Hacía mucho calor en la sala. Adelante se veía a la muchacha en medio de su tía, que era la denunciante, y del abogado acusador. A prudencial distancia se habían sentado el defensor y el acusado. Algunos familiares y un grupo de jóvenes con aspecto de estudiantes cuchicheaban.

Luego de las solemnidades de rigor, el Presidente del jurado dio inicio a la sesión:
-Así que se acusa a este hombre por haberle empujado con violencia a la señorita hacia el interior de la habitación y de haberla tirado al piso y que los gritos fueron ahogados por el ruido de los cohetes.
-Así es, su señoría -asintió el de la acusación, mientras extraía un pañuelo y se enjugaba el sudor.
La tía, campesina vigorosa, de mediana edad, se puso de pie de un salto, echó hacia atrás el pañolón y levantó la mano pidiendo ser escuchada.
-Exageraciones, señor abogado –prosiguió el jefe de los magistrados, ignorando a la reclamante, que insistía en pedir la palabra-. Si nos remitimos a los hechos –prosiguió- no se encuentra gravedad como para enjuiciarle penalmente al acusado y menos para condenarlo.
-Tiene la palabra el abogado de la acusación.
-Es que hay elementos de convicción suficientes para exigir justicia ante el crimen cometido en contra de esta joven -refutó enfáticamente, ya seguro de sí mismo.
-Pero… -se oyó a la mujer, exaltada, agitando las dos manos.
-Tiene la palabra el abogado defensor.
-No entiendo a qué crimen se refiere quien me antecedió en el uso de la palabra.
El Presidente se ajustó los lentes bifocales para intentar mirarles bien a los dos litigantes, en tanto las manos de la tía remaban inútilmente en el aire.
- ¡Me refiero al delito de violación!, señor Presidente.
Cundió por un momento un fuerte rumor en la sala.

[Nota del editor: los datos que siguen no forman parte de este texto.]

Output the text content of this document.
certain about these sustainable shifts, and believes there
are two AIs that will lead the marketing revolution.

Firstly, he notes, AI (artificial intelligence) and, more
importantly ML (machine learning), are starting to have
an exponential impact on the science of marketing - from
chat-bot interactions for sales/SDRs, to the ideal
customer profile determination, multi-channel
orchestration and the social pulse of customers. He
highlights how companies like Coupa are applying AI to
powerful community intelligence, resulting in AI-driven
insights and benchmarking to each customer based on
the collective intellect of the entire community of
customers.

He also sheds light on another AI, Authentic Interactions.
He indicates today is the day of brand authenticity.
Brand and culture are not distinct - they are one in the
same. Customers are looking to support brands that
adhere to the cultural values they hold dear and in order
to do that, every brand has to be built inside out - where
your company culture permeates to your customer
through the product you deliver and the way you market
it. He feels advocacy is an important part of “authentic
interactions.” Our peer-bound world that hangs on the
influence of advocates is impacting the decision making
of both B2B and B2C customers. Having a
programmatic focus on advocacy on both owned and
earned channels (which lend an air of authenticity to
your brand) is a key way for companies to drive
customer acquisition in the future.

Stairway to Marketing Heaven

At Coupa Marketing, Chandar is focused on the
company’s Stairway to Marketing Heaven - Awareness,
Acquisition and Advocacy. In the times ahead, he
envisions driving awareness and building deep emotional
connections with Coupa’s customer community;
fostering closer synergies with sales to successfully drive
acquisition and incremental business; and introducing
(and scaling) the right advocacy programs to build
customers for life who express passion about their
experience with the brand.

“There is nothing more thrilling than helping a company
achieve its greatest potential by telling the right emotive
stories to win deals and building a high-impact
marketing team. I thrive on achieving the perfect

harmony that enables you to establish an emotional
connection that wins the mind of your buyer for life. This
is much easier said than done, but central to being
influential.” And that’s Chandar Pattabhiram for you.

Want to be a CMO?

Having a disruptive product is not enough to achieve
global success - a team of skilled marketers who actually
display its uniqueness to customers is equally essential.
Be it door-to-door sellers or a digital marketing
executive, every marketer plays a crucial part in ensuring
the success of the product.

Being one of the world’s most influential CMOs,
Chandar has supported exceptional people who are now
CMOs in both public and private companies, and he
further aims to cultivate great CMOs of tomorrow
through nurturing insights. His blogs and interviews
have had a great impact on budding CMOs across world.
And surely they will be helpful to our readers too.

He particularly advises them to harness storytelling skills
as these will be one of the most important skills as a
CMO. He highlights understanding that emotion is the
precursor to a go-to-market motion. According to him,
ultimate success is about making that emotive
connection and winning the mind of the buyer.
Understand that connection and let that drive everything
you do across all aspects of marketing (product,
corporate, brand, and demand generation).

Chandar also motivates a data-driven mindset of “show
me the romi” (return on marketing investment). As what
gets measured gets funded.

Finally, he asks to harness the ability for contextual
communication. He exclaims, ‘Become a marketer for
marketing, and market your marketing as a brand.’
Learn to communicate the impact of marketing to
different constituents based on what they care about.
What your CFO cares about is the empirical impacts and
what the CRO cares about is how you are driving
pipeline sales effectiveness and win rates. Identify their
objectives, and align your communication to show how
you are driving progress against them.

Los jóvenes concurrentes se miraban las caras, intrigados por el curso que tomaba la imputación.
- ¿Violación? –refutó indignado el defensor y se incorporó para continuar, casi machacando las palabras:
-Lo que ha afirmado la propia denunciante es que la sobrina había sido empujada con violencia hacia el interior de la habitación y tirada al piso, y que los gritos fueron ahogados por el ruido de los cohetes. Consta así en el documento.
- ¡Señor Presidente! –insistió la tía obstinada, y esta vez logró que la escucharan.
-Sí – accedió por fin la autoridad, paseando la difusa mirada bifocal por encima de los jueces:
-Que hable la tía–ordenó- y diga lo que tiene que decir. ¡A ver!, ¡hable, señora!
-Gracias, su señoría –empezó con aplomo inesperado la mujer-. Yo tengo que aclarar que nunca he dicho que este señor le había empujado a mi sobrina con violencia y que la había tirado al piso.
-Entonces, señora, repita exactamente lo que dijo en el momento de presentar la denuncia –le animó el Presidente en tono afable.
-Yo no he dicho que este hombre le había tirado al piso a mi sobrina, sino que la había tirado en-el-pi-so –enfatizó, silabeando-, con perdón de vuestras señorías y de los jóvenes presentes que han de saber lo que digo.
-Habiendo escuchado a la demandante, el jurado se retirará para deliberar sobre el caso -se excusó el Presidente; pero no bien hubo terminado de anunciarlo resonó con más vehemencia la voz de la mujer:
-Tampoco he dicho, su señoría, que los gritos fueron ahogados, sino silenciados, porque el acto no se dio en una piscina; ni he dicho por el ruido de los cohetes, sino de los cuetes, por cuanto lo que sonaba no era el ruido de los cohetes que van a la luna, sino de la cuetería que esa noche reventaba en honor de Santa Rosalía.
-El proceso se ha convertido en puro litigio de palabras –comentó uno de los magistrados.
-Igual que en el juicio de Bill Clinton por lo de la Lewinsky –corroboró el otro.
-Y veo que para la tía vamos a requerir la asistencia de la Real Academia –refunfuñó por lo bajo el Presidente, y abandonó la sala a paso lento.